Malta’da İlk Gün
Malta’da İlk Gün Nerelere Gidilir?
Malta’ya ilk kez gelen bir turistin ilk günü, adanın tarihi ve doğal güzelliklerini keşfetmekle başlayacak ve bu durum emin olun tatil bitene kadar sürecektir. Akdeniz’in kalbinde yer alan Malta, büyüleyici manzaraları, tarihi dokusu ve sıcak insanlarıyla ziyaretçilerine unutulmaz bir deneyim sunmaktadır. İşte bizlerde sizler için bir turistin Malta’daki ilk günü nasıl geçebilir aşağıda açıkladık.
Sabah :
- Valletta’da Başlangıç
İlk durağınızın sabahın erken saatlerinde Valletta’ya, yani Malta’nın başkentine varış olduğunu düşünerek güne başladığınızı varsayalım. Şehrin dar sokaklarında yürüyerek güne başlamak, Malta’nın tarihi atmosferini hemen hissettireceği için kendinizi zamanda yolculuk yaparak geçmişe gitmiş gibi hissettirecektir.

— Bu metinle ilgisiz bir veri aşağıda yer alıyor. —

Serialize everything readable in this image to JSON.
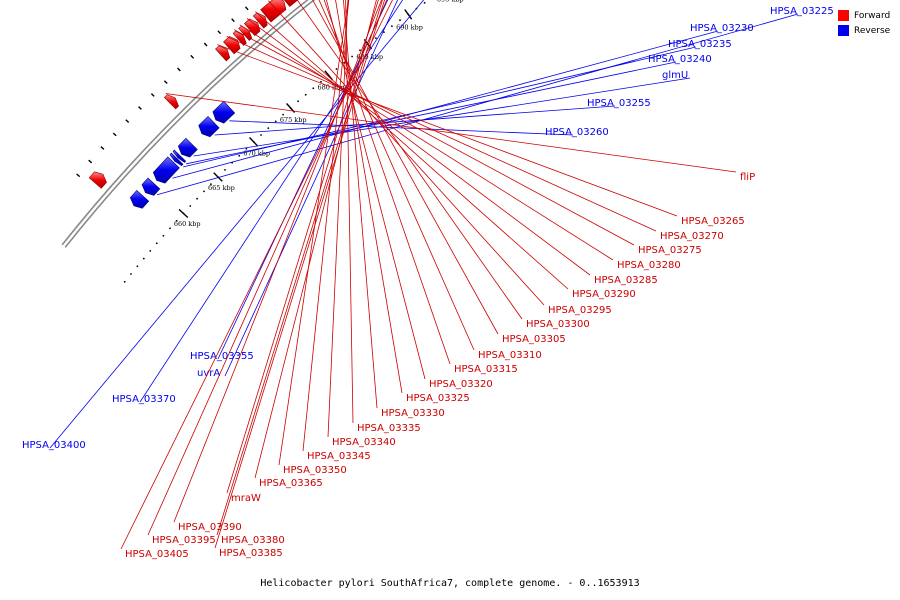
{
  "colors": {
    "forward": "#ff0000",
    "reverse": "#0000ee",
    "backbone": "#8a8a8a",
    "tick": "#000000"
  },
  "legend": {
    "forward_label": "Forward",
    "reverse_label": "Reverse"
  },
  "caption": "Helicobacter pylori SouthAfrica7, complete genome. - 0..1653913",
  "scale_labels": [
    {
      "text": "660 kbp",
      "pos": 659.99
    },
    {
      "text": "665 kbp",
      "pos": 665.0
    },
    {
      "text": "670 kbp",
      "pos": 670.0
    },
    {
      "text": "675 kbp",
      "pos": 675.0
    },
    {
      "text": "680 kbp",
      "pos": 680.0
    },
    {
      "text": "685 kbp",
      "pos": 685.0
    },
    {
      "text": "690 kbp",
      "pos": 690.0
    },
    {
      "text": "695 kbp",
      "pos": 695.0
    },
    {
      "text": "700 kbp",
      "pos": 700.0
    }
  ],
  "reverse_genes": [
    {
      "label": "HPSA_03225",
      "start": 659.0,
      "end": 660.2
    },
    {
      "label": "HPSA_03230",
      "start": 660.6,
      "end": 663.0
    },
    {
      "label": "HPSA_03235",
      "start": 663.15,
      "end": 663.5
    },
    {
      "label": "HPSA_03240",
      "start": 663.6,
      "end": 663.9
    },
    {
      "label": "glmU",
      "start": 664.1,
      "end": 665.5
    },
    {
      "label": "HPSA_03255",
      "start": 666.9,
      "end": 668.5
    },
    {
      "label": "HPSA_03260",
      "start": 668.8,
      "end": 670.6
    },
    {
      "label": "HPSA_03355",
      "start": 690.5,
      "end": 690.8
    },
    {
      "label": "uvrA",
      "start": 690.9,
      "end": 693.8
    },
    {
      "label": "HPSA_03370",
      "start": 694.3,
      "end": 694.6
    },
    {
      "label": "HPSA_03400",
      "start": 701.1,
      "end": 701.4
    },
    {
      "label": "",
      "start": 701.8,
      "end": 703.1
    },
    {
      "label": "",
      "start": 703.3,
      "end": 704.6
    },
    {
      "label": "",
      "start": 657.3,
      "end": 658.6
    },
    {
      "label": "",
      "start": 704.8,
      "end": 705.6
    }
  ],
  "forward_genes": [
    {
      "label": "fliP",
      "start": 666.8,
      "end": 667.5
    },
    {
      "label": "HPSA_03265",
      "start": 673.4,
      "end": 674.2
    },
    {
      "label": "HPSA_03270",
      "start": 674.4,
      "end": 675.5
    },
    {
      "label": "HPSA_03275",
      "start": 675.6,
      "end": 676.2
    },
    {
      "label": "HPSA_03280",
      "start": 676.3,
      "end": 676.9
    },
    {
      "label": "HPSA_03285",
      "start": 677.0,
      "end": 678.0
    },
    {
      "label": "HPSA_03290",
      "start": 678.1,
      "end": 678.9
    },
    {
      "label": "HPSA_03295",
      "start": 679.0,
      "end": 681.2
    },
    {
      "label": "HPSA_03300",
      "start": 681.3,
      "end": 683.4
    },
    {
      "label": "HPSA_03305",
      "start": 683.5,
      "end": 684.1
    },
    {
      "label": "HPSA_03310",
      "start": 684.2,
      "end": 685.0
    },
    {
      "label": "HPSA_03315",
      "start": 685.1,
      "end": 685.6
    },
    {
      "label": "HPSA_03320",
      "start": 685.7,
      "end": 686.0
    },
    {
      "label": "HPSA_03325",
      "start": 686.1,
      "end": 688.2
    },
    {
      "label": "HPSA_03330",
      "start": 688.3,
      "end": 688.6
    },
    {
      "label": "HPSA_03335",
      "start": 688.7,
      "end": 689.5
    },
    {
      "label": "HPSA_03340",
      "start": 689.6,
      "end": 690.0
    },
    {
      "label": "HPSA_03345",
      "start": 690.2,
      "end": 690.5
    },
    {
      "label": "HPSA_03350",
      "start": 690.6,
      "end": 690.8
    },
    {
      "label": "HPSA_03365",
      "start": 695.0,
      "end": 696.0
    },
    {
      "label": "mraW",
      "start": 696.1,
      "end": 696.9
    },
    {
      "label": "HPSA_03380",
      "start": 697.0,
      "end": 697.2
    },
    {
      "label": "HPSA_03385",
      "start": 697.3,
      "end": 697.5
    },
    {
      "label": "HPSA_03390",
      "start": 697.9,
      "end": 698.8
    },
    {
      "label": "HPSA_03395",
      "start": 699.0,
      "end": 701.0
    },
    {
      "label": "HPSA_03405",
      "start": 701.2,
      "end": 702.4
    },
    {
      "label": "",
      "start": 702.6,
      "end": 703.2
    },
    {
      "label": "",
      "start": 656.5,
      "end": 657.6
    }
  ]
}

Buradaki ilk durak, Upper Barrakka Bahçeleri olabilir. Bu güzel bahçelerden, Grand Harbour’un muhteşem manzarası eşliğinde güne merhaba diyebilirsiniz. Sabahın serinliğinde, Akdeniz’in mavi sularına karşı kahve içmek harika bir başlangıç olacaktır.
- Tarihi Keşif
Kahvaltıdan sonra, Valletta’nın kalbindeki Aziz John Katedrali ziyaret edebilisiniz. Barok mimarisi ve Caravaggio’nun ünlü tablolarıyla süslü bu katedral, Malta’nın dini ve sanatsal mirasını gözler önüne serer. Ardından, Büyük Usta Sarayı’nı gezmek, Malta’nın tarihine daha yakından tanıma ve bakma fırsatı sunacaktır. Bu sarayın zengin süslemeleri ve zırh koleksiyonları, şehrin şövalyeler dönemine ışık tutmaktadır.
Öğle :
- Valletta’nın Sokakları ve Öğle Yemeği
Tarihi keşiflerin ardından, Valletta’nın sokaklarında durmadan yürüyüşe devam edeceksiniz. Şehrin mimari dokusu ve rengarenk balkonları arasında dolaşmak, adanın kendine özgü havasını hissettireceğinden kendinizi geçmişin etkisinden koparamayacaksınız.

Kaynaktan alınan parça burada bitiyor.